CVSA's Brake Safety Day inspections bench 22 percent of vehicles

By Land Line staff | Tuesday, November 07, 2017

Roughly 14 percent of all commercial vehicles inspected during a targeted brake enforcement campaign in North America were ordered out of service for brake-related violations.

The announcement comes from a news release from the Commercial Vehicle Safety Alliance, which published the results of its 2017 Brake Safety Day on Tuesday.

Law enforcement in the U.S. and Canada conducted 7,698 inspections during Brake Safety Day, Sept. 7. A total of 40 jurisdictions – 31 U.S. states and nine Canadian provinces and territories – participated in the event.

Inspection data from Brake Safety Day featured the following notable results:

  • The United States conducted 6,361 commercial motor vehicle inspections; Canada conducted 1,337.
  • 22 percent (1,680) of vehicles inspected were placed out of service for vehicle violations of any kind, 14 percent of the total inspections were put out of service for brake violations.
  • 78 percent of the vehicles inspected did not have any out-of-service conditions.

The goal of Brake Safety Day is to conduct roadside inspections and identify and remove vehicles with critical brake violations from our roadways in an effort to reduce the number of crashes caused by or made more severe by brake system deficiencies on commercial motor vehicles.

“Brake-related violations are the largest percentage of all out-of-service violations cited during roadside inspections. CVSA’s Brake Safety Day provides an opportunity to enhance brake safety,” said Kansas Highway Patrol Capt. Christopher Turner, president of CVSA. "Our goal is to reduce the number of crashes caused by faulty braking systems by conducting roadside inspections, educating drivers, mechanics, owner-operators and others on the importance of proper brake inspection and maintenance."

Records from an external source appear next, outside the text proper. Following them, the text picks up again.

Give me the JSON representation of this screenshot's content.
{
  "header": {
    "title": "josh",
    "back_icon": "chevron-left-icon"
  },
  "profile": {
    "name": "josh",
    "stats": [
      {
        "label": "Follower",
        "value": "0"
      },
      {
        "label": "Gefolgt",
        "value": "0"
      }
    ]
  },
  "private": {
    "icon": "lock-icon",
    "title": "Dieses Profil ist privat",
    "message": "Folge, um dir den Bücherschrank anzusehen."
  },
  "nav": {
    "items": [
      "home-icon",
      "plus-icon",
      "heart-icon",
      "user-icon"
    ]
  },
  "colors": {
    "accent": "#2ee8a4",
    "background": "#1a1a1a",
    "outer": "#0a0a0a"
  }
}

CVSA also released data collected on Brake Safety Day that examined antilock braking systems. The release notes that ABS violations were counted when the malfunction lamp did not work or the malfunction lamp stayed on, indicating a fault of some kind.

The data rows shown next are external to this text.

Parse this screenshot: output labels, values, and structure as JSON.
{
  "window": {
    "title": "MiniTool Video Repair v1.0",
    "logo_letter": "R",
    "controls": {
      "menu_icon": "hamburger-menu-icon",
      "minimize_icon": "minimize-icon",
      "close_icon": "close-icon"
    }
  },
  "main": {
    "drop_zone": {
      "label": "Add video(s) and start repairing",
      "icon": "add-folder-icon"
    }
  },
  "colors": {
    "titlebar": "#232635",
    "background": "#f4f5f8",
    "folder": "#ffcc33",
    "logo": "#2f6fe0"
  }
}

The findings are as follows:

  • 5,456 air-braked power units required ABS attention; 11 percent (610) had ABS violations.
  • 3,749 trailers required ABS attention; 14 percent (540) had ABS violations.
  • 821 hydraulic-braked trucks required ABS attention; 5 percent (45) had ABS violations.
  • 49 buses required ABS attention; 10 percent (five) had ABS violations.

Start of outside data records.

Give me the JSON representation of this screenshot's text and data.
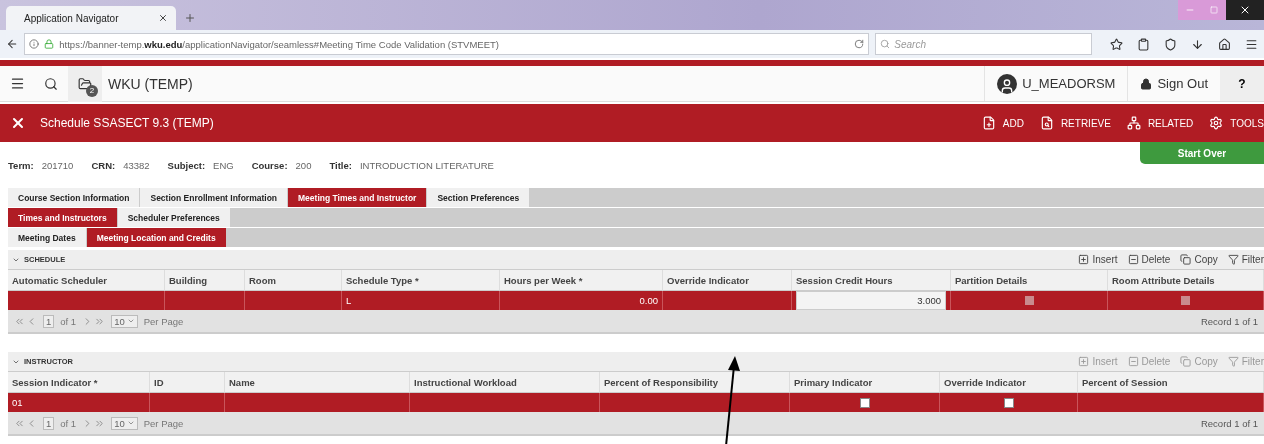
{
  "browser": {
    "tab_title": "Application Navigator",
    "url": "https://banner-temp.**wku.edu**/applicationNavigator/seamless#Meeting Time Code Validation (STVMEET)",
    "search_placeholder": "Search"
  },
  "app_header": {
    "title": "WKU (TEMP)",
    "badge": "2",
    "user": "U_MEADORSM",
    "sign_out": "Sign Out",
    "help": "?"
  },
  "page_bar": {
    "title": "Schedule SSASECT 9.3 (TEMP)",
    "actions": [
      {
        "kind": "add",
        "label": "ADD"
      },
      {
        "kind": "retrieve",
        "label": "RETRIEVE"
      },
      {
        "kind": "related",
        "label": "RELATED"
      },
      {
        "kind": "tools",
        "label": "TOOLS"
      }
    ]
  },
  "key_block": {
    "fields": [
      {
        "label": "Term:",
        "value": "201710"
      },
      {
        "label": "CRN:",
        "value": "43382"
      },
      {
        "label": "Subject:",
        "value": "ENG"
      },
      {
        "label": "Course:",
        "value": "200"
      },
      {
        "label": "Title:",
        "value": "INTRODUCTION LITERATURE"
      }
    ],
    "start_over": "Start Over"
  },
  "tabs": [
    {
      "label": "Course Section Information",
      "selected": false
    },
    {
      "label": "Section Enrollment Information",
      "selected": false
    },
    {
      "label": "Meeting Times and Instructor",
      "selected": true
    },
    {
      "label": "Section Preferences",
      "selected": false
    }
  ],
  "subtabs": [
    {
      "label": "Times and Instructors",
      "selected": true
    },
    {
      "label": "Scheduler Preferences",
      "selected": false
    }
  ],
  "subsubtabs": [
    {
      "label": "Meeting Dates",
      "selected": false
    },
    {
      "label": "Meeting Location and Credits",
      "selected": true
    }
  ],
  "sections": [
    {
      "title": "SCHEDULE",
      "tools": [
        {
          "kind": "insert",
          "label": "Insert",
          "disabled": false
        },
        {
          "kind": "delete",
          "label": "Delete",
          "disabled": false
        },
        {
          "kind": "copy",
          "label": "Copy",
          "disabled": false
        },
        {
          "kind": "filter",
          "label": "Filter",
          "disabled": false
        }
      ],
      "columns": [
        "Automatic Scheduler",
        "Building",
        "Room",
        "Schedule Type *",
        "Hours per Week *",
        "Override Indicator",
        "Session Credit Hours",
        "Partition Details",
        "Room Attribute Details"
      ],
      "rows": [
        {
          "cells": [
            {
              "kind": "empty"
            },
            {
              "kind": "empty"
            },
            {
              "kind": "empty"
            },
            {
              "kind": "text",
              "value": "L"
            },
            {
              "kind": "number",
              "value": "0.00"
            },
            {
              "kind": "empty"
            },
            {
              "kind": "input",
              "value": "3.000"
            },
            {
              "kind": "marker"
            },
            {
              "kind": "marker"
            }
          ]
        }
      ],
      "pager": {
        "page": "1",
        "of": "of 1",
        "per_page": "10",
        "per_page_label": "Per Page",
        "record": "Record 1 of 1"
      }
    },
    {
      "title": "INSTRUCTOR",
      "tools": [
        {
          "kind": "insert",
          "label": "Insert",
          "disabled": true
        },
        {
          "kind": "delete",
          "label": "Delete",
          "disabled": true
        },
        {
          "kind": "copy",
          "label": "Copy",
          "disabled": true
        },
        {
          "kind": "filter",
          "label": "Filter",
          "disabled": true
        }
      ],
      "columns": [
        "Session Indicator *",
        "ID",
        "Name",
        "Instructional Workload",
        "Percent of Responsibility",
        "Primary Indicator",
        "Override Indicator",
        "Percent of Session"
      ],
      "rows": [
        {
          "cells": [
            {
              "kind": "text",
              "value": "01"
            },
            {
              "kind": "empty"
            },
            {
              "kind": "empty"
            },
            {
              "kind": "empty"
            },
            {
              "kind": "empty"
            },
            {
              "kind": "checkbox",
              "checked": false
            },
            {
              "kind": "checkbox",
              "checked": false
            },
            {
              "kind": "empty"
            }
          ]
        }
      ],
      "pager": {
        "page": "1",
        "of": "of 1",
        "per_page": "10",
        "per_page_label": "Per Page",
        "record": "Record 1 of 1"
      }
    }
  ]
}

Last year’s Brake Safety campaign lasted one week. About 13 percent of those inspections resulted in out-of-service violations for brake issues.

Brake Safety Day is part of CVSA’s Operation Airbrake Program in partnership with the Canadian Council of Motor Transport Administrators and the U.S. Department of Transportation’s Federal Motor Carrier Safety Administration. More than 3.4 million brakes have been inspected since the program’s inception in 1998.